И в эти дни, по прибытии на непосредственно управляемую британскую территорию (в нескольких милях пути) или другие королевские земли, наваб Фатехпура высылает вперед слугу, чтобы убедиться, что одиннадцать орудий готовы к салюту. Если не готовы, визита не будет. Как бы велика ни была эта честь, она, о чем никогда не забывает наваб Мурад, намного меньше, чем двадцать одно орудие, обеспеченное сказочно богатому и влиятельному Низаму из Хайдарабада, — хотя и отрадно больше, чем девять, причитающихся ближайшему навабу из Лохара, еще одного пенджабского мусульманского княжества, с которым наш наваб поддерживает вежливое соперничество.

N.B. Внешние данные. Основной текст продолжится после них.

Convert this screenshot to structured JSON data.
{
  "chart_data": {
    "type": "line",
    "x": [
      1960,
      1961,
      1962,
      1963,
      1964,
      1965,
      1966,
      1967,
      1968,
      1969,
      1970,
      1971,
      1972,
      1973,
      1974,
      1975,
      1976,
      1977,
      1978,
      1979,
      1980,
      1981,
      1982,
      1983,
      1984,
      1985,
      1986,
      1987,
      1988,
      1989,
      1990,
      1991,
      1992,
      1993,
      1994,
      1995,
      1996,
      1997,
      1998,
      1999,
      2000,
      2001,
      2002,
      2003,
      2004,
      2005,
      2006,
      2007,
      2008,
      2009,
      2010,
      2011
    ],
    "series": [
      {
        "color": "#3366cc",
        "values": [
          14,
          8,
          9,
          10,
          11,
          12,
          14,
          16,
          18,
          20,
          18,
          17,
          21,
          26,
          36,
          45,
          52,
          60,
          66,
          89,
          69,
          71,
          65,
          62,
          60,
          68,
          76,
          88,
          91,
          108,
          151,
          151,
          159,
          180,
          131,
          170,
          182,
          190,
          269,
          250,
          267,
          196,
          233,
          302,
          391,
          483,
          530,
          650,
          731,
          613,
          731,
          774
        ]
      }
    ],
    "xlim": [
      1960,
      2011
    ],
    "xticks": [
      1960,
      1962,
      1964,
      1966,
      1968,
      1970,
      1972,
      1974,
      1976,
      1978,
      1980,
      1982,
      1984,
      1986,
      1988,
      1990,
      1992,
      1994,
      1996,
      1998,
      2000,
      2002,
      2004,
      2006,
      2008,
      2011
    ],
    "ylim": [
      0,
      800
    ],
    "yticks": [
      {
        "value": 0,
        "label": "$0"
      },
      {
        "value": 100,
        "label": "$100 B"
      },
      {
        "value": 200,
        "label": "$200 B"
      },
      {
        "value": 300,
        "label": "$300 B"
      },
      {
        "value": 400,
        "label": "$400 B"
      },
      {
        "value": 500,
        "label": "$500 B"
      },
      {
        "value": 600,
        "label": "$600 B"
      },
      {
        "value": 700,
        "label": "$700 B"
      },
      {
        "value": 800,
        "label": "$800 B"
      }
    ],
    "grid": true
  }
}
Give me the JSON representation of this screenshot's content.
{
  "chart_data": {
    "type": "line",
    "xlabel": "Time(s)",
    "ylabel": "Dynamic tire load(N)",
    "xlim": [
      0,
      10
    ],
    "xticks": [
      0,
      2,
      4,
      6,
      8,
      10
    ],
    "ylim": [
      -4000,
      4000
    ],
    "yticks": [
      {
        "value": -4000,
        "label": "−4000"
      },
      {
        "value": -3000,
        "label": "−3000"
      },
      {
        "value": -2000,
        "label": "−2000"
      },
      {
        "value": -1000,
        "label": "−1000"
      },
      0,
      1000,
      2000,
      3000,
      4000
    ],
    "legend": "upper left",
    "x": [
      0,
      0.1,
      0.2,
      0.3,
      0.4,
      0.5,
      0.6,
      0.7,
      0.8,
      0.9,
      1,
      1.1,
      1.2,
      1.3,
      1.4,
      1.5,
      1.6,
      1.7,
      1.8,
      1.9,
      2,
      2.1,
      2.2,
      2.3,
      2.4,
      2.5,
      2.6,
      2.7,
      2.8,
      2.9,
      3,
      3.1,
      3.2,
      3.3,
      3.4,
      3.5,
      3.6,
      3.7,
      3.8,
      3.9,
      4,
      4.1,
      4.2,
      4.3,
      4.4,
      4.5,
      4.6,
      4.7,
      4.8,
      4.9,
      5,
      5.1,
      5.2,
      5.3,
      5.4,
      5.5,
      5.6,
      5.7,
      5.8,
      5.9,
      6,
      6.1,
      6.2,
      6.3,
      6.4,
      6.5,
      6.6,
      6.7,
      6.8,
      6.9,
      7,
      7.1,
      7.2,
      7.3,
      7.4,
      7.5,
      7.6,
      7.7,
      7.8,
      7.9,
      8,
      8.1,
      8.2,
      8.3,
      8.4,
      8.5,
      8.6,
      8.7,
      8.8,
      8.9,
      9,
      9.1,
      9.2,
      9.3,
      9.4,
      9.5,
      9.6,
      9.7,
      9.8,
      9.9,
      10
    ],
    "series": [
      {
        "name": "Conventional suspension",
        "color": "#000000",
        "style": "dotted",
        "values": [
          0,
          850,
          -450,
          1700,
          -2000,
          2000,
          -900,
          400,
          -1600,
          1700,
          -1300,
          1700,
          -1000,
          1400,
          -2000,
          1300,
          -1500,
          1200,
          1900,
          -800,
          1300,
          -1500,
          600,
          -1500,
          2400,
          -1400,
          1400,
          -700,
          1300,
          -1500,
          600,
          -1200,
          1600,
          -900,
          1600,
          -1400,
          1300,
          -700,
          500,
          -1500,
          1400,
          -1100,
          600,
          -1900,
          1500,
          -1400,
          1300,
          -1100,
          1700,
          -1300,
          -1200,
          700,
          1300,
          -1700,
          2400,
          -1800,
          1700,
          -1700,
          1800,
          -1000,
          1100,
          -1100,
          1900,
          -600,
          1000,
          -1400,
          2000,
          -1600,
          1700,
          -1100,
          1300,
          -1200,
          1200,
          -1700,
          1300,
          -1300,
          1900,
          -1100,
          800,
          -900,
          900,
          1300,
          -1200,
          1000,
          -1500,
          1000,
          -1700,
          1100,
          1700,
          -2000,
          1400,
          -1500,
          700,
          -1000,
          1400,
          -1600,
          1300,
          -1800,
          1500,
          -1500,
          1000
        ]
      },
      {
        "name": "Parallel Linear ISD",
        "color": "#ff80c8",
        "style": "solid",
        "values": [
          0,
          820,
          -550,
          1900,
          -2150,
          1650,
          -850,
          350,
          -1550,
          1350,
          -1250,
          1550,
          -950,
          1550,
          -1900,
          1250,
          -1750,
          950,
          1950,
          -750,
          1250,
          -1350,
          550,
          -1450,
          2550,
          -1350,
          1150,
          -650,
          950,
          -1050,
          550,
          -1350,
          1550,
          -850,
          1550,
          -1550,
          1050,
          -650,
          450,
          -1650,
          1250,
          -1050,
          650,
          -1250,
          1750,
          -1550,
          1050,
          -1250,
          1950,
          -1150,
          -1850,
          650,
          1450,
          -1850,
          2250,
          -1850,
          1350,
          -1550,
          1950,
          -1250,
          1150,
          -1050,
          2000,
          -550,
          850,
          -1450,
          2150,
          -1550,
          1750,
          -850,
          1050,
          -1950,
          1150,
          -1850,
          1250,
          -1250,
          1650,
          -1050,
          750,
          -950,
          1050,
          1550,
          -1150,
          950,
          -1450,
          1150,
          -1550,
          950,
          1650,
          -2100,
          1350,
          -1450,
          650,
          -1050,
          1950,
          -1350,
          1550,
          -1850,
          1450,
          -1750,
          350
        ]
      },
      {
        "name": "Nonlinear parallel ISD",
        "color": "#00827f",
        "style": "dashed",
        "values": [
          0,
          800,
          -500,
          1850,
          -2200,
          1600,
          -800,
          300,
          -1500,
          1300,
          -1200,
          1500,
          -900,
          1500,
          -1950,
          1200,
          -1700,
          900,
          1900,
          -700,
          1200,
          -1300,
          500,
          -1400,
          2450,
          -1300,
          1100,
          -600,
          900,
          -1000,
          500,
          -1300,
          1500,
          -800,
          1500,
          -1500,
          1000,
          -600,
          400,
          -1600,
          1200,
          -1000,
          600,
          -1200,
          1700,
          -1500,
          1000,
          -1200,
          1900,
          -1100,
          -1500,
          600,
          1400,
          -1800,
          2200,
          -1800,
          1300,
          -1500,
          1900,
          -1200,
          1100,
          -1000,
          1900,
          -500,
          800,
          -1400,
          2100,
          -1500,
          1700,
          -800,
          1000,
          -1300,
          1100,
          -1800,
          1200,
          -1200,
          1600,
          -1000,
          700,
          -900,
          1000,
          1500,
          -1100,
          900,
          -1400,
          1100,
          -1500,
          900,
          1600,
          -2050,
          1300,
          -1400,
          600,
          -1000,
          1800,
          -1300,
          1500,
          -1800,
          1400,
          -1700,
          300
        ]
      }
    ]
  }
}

Строительство нового дворца, на некотором расстоянии от того, что сейчас представляет собой город Фатехпур, было наиболее амбициозным проектом, предпринятым династией Хана. Этому же проекту государство обязано усиленным присутствием британцев. Благодаря «огромным и неоправданным» затратам, которые повлекло строительство (эти слова принадлежат сэру Персивалю Монткриффу, первому резиденту), в правительстве Индии радостно пришли к заключению о том, что навабы вскоре продемонстрируют собственную неспособность управлять, таким образом, давая Британии возможность аннексировать Фатехпур «на благо народа». Соответственно тринадцатый наваб был вынужден мириться с постоянным административным вмешательством. Несмотря на то что наваб Мурад все еще правитель, он не может завязать шнурки на ботинках без согласия представителя королевской власти. Отсюда вывод — майор не на шутку влиятельный человек.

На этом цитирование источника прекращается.